It has long been hypothesized that small changes in the pattern of cell division, cell migration, and programmed cell death in early embryogenesis
could result in significant patterning differences latter in development due to altered cell-cell signaling. In turn these altered developmental programs could lead to large changes in tissue and body morphologies. This field of comparative embryology examines the early growth of related animals to try to identify these types of differences and to correlate them with later developmental differences. As nematodes have largely invariant cell lineages from a single cell zygote
to the adult and as the complete lineage is known for C. elegans
. Nematodes are ideal for this sort of comparative approach. Indeed, studies have shown that specific changes in the pattern of blastomeres divisions underlie some of the major divisions of the nematode phylum.
As has been already stated the genetic pathways that control sex determination change very rapidly. One hypothesis has suggested that the down stream activators that directly regulate female and male specific genes are in fact highly selected and thus conserved. However, the upstream factors that determine the sex of the animal are not so subject to selection and thus are freer to change and to add additional levels of regulation. This is one focus of work on sex determination that can be easily studied in closely related nematodes by using forward and reverse genetic approaches to identify sex determination genes in related animals to study the actual conservation of individual components both at the sequence level and the pathway level.
A second rapidly evolving trait under study in nematodes is mating systems. Throughout the nematode phyla, as for C. elegans, many nematodes have a hermaphroditic sex (essentially a female that produces sperm as well as eggs) and a male sex. Often some of the closest relatives to these species exhibit a gonochoristic mating system, the species has a female sex and a male sex. This implies that switching between mating systems is very rapid. The phylogenetic relationships within some nematode families suggest that hermaphroditism has arisen many times independently. The independent acquisition of the same trait in discrete animal and plant lineages is a common occurrence in nature. Are the same genes involved in each evolutionary event? What selective pressures lead to these events? If they are the same genes, why can’t the same solution arise in another way?
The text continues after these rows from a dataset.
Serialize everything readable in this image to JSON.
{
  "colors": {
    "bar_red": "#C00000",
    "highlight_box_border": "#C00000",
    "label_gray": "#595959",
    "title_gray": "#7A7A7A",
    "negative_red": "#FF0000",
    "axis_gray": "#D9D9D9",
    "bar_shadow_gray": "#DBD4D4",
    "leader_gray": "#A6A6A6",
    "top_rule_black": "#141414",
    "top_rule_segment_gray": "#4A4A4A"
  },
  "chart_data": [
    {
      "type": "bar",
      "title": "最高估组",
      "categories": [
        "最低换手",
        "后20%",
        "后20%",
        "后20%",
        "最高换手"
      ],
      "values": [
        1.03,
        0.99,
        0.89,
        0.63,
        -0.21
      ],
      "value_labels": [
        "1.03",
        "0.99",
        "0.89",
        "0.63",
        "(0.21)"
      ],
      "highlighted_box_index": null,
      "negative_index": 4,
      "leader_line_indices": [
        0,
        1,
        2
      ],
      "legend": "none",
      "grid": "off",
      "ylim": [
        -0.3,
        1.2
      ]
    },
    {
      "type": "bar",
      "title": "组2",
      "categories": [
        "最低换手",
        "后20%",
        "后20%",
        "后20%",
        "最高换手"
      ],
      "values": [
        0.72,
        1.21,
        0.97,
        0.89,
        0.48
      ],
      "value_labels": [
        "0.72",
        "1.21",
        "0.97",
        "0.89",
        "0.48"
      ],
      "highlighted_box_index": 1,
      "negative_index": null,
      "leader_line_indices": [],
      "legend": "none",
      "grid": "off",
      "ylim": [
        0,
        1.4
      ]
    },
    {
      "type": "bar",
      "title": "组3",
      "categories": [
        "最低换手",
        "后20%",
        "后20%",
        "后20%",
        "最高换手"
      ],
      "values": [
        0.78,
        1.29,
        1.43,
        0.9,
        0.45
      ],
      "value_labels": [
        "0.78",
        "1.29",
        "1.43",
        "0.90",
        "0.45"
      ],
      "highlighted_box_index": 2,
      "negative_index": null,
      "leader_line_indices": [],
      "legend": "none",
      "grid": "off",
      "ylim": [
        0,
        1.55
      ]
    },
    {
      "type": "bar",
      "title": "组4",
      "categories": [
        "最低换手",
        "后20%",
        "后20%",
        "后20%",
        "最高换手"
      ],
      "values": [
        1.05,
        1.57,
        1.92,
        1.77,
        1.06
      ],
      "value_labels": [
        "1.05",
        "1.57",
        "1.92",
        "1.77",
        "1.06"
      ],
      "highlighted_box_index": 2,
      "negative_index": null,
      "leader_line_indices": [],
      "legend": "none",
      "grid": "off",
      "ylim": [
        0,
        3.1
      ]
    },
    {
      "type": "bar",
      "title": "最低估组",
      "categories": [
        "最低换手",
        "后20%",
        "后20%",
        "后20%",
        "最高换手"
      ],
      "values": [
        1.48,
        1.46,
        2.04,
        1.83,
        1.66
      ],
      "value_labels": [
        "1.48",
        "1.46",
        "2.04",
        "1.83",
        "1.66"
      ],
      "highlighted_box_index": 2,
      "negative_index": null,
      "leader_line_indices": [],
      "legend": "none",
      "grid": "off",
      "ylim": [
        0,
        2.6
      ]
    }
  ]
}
The nematode vulva is an ideal system to study changes in cell signaling. The nematode vulva is a complex structure through which eggs are laid; it connects the uterus to the outside environment and is an essential component of the nematode body plan. As such, it is presumably a homologous structure among all nematodes. In C. elegans, the vulva is composed of the descendents from three epidermal cells. The principal cell interactions that coordinate vulval development in C. elegans involve only these three cells and an organizing cell of the gonadal primordium, i.e. four cells in total. The development of the vulva in many other nematodes also involves a small number of homologous cells. Yet despite the homology of the vulva and the cells involved among nematode species, a large number of changes have been noted in the signaling that occurs between these cells to regulate development of the adult structure.
Lastly, like the vulva, the gonad is a highly conserved complex organ in nematodes. Also like the vulva, in all nematodes its post embryonic development involves the descendants of a relative few number of cells, often two somatic precursor cells and one or two germline precursor cells. While the adult nematode gonad consists of tubular ovotesties patterned along their length, among disparate species the number of ovotesties (one or two) and the cellular composition and morphology of both germline and somatic tissues can vary greatly. Thus the nematode gonad offers insights into the evolution of all the processes required to form a functional organ such as: changes in the regulation of cell divisions to produce the proper number of cells, changes in cell signaling among both somatic and germline tissues, changes in basic cellular architecture, changes in fundamental cellular processes such as migration and cell death, and changes in the patterning of the germ line and the generation of gametes. The processes are fundamental to the development of all metazoans and changes in these processes are requirements for the evolution of novel morphologies.